Kenya’s gone wild. The President of the country sent Best Supporting Actress Lupita Nyong’o several messages just before the Oscars began wishing her luck.
It’s very Kenyan to savor the moment before it happens. In a world with so much defeat, the simple possibility of success carries extraordinary joy.
President Uhuru Kenyatta wrote, “I hope that Lupita wins the recognition that she so richly deserves… I also believe that the fact that Lupita is where she is today is already a massively gratifying milestone.”
Many in Kenya were on their way to work. The sun was just rising in western Lou where Lupita’s family is from when the award was announced.
Another Kenyan commentator filled with hope wrote Sunday, “The first time it happened in India, when Slumdog Millionaire won, or when the South African film, Tsotsi, achieved the same feat, the success appeared to be dreams made in another world… Now, Kenya could have its moment of glory too if the gods of creativity and achievement smile on Lupita.”
Smile they did.
But they are dreams made in another world.
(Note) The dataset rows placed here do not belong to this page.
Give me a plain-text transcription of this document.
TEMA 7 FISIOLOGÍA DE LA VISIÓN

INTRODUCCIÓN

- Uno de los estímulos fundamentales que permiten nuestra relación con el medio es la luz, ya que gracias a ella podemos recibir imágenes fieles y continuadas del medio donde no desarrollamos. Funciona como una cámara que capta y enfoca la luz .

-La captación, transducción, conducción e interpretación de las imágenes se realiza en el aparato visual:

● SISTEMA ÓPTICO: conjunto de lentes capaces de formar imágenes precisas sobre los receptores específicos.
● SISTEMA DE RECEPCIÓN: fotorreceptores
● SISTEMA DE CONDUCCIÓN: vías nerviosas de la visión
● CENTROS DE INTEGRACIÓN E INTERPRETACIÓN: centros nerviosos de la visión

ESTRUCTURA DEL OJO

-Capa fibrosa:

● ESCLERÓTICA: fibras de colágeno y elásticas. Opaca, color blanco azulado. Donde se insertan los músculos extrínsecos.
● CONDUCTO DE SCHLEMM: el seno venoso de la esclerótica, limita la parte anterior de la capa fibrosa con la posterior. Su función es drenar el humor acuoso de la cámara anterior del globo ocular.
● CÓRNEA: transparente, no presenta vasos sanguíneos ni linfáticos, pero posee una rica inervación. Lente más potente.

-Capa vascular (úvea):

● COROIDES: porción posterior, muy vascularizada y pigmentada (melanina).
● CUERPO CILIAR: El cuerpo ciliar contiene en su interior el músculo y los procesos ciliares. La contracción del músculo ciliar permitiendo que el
Lupita, as she will now forever be referred to rather than by her surname in Kenya, was born in Mexico when her very politically powerful father was a visiting professor in Mexico City.
Later he would rise to several cabinet positions in the government and like virtually every politician that has ever succeeded in Kenya, become quite rich. Lupita attended privileged private schools in Nairobi and had the resources to succeed abroad.
Her Yale education in the performing arts was instrumental in her later film career.
The rags to riches story doesn’t apply. Jared Leto and even Cate Blanchett are better nominees for that category.
But Kenya and so much of Africa is sustained on hope, and the only thing that’s wrong with that is that it comes so cheaply. Lupita’s talent is undenied. Financial and social resources can take an artist just so far, and she’s made the jump.
She’s proved that a trajectory to success in America, anyway, can all be wrapped into a single lifetime. And that is most Kenyans’ greatest inspiration, today.